There are also growing efforts from global and local communities that I think deserve a shout-out. They make African builders feel seen and supported. These efforts matter because they validate the work happening here and help sustain an environment where I strongly believe innovation can thrive. These builders are creating new frameworks for how technology can solve real human problems. That story deserves global attention.
How can we encourage more people to tell stories about African tech and business?
Speaking with context about the Web3 space, journalists, builders, and founders, and regulators have their parts to play.
Regulatory clarity for different sub-players in the Web3 ecosystem will encourage more founders to come public about the interesting things they’re building, and they’ll no longer need to play hide and seek underground. Many currently operate in stealth or semi-private communities because of uncertainty, but clearer guidance and frameworks would remove that fear.
Regulation is still catching up, true, but with more pro-digital asset regulators at the helm, greater uniformity, role clarity, and continued collaboration between builders and government officials, we can expect a healthier, more open environment. That openness will, in turn, expand the kinds of stories the media can tell.
Founders and builders also need to make themselves more accessible to journalists. When they make access easier and storytelling more collaborative, we can build a more complete and nuanced picture of the ecosystem. Founders should see journalists as partners in building context, not just amplifiers of announcements or funding news.
On the journalism side, we need to equip more young reporters with the skills and confidence to cover complex topics like crypto, blockchain, and Web3, in plain language. It becomes easier to interpret the dynamism in the industry in an accessible language.
What are your thoughts on Artificial Intelligence in journalism?
AI is changing journalism in two ways: how we use it personally and how it’s applied in the business of news.
On a personal level, I use AI to improve how I work.

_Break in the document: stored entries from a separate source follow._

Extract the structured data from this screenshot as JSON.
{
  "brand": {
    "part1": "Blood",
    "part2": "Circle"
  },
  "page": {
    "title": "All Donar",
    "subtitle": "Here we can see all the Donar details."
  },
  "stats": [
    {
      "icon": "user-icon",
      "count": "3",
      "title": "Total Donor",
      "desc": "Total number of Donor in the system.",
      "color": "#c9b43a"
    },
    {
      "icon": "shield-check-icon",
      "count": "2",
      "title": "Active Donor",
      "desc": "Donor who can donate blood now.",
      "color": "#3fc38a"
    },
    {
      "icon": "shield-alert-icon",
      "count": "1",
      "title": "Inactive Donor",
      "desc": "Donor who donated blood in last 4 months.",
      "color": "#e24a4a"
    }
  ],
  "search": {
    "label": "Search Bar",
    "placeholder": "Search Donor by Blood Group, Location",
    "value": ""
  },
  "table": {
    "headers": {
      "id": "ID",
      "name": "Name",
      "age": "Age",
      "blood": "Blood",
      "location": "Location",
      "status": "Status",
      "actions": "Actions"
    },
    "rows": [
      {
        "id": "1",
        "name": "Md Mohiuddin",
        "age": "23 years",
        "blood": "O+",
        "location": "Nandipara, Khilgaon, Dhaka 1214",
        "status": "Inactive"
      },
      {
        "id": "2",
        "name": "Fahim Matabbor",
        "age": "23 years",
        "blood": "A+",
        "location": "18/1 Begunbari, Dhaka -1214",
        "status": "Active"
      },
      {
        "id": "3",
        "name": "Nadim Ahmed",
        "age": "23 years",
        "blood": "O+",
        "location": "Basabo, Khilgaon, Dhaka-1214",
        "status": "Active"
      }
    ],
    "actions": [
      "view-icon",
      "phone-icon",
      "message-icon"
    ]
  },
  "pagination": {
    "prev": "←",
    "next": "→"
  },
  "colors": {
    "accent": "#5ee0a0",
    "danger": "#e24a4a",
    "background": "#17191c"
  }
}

It helps me think through ideas, test objectivity, and check for biases that sometimes slip through human judgment. Here’s a secret: at least two TC Daily subject lines every week come from ChatGPT. I see it as a tool for thought.
On the business side, I see it as an opportunity and a challenge, but mostly an opportunity. Google’s generative search experience, which summarises the news when people search for something, has made finding information easier and more direct. But it also creates room for something valuable.
Expansive reporting can give people the context behind the story – the why beyond the what. And when AI summaries surface those kinds of stories, they become windows that draw readers in. People click through when there’s depth, and that is where journalism keeps its power.
At the end of the day, curiosity, empathy, and judgment still belong to people who do the work. AI can support that work, but it can’t replace it. The goal is to stay thoughtful in a world where technology is learning to think for us.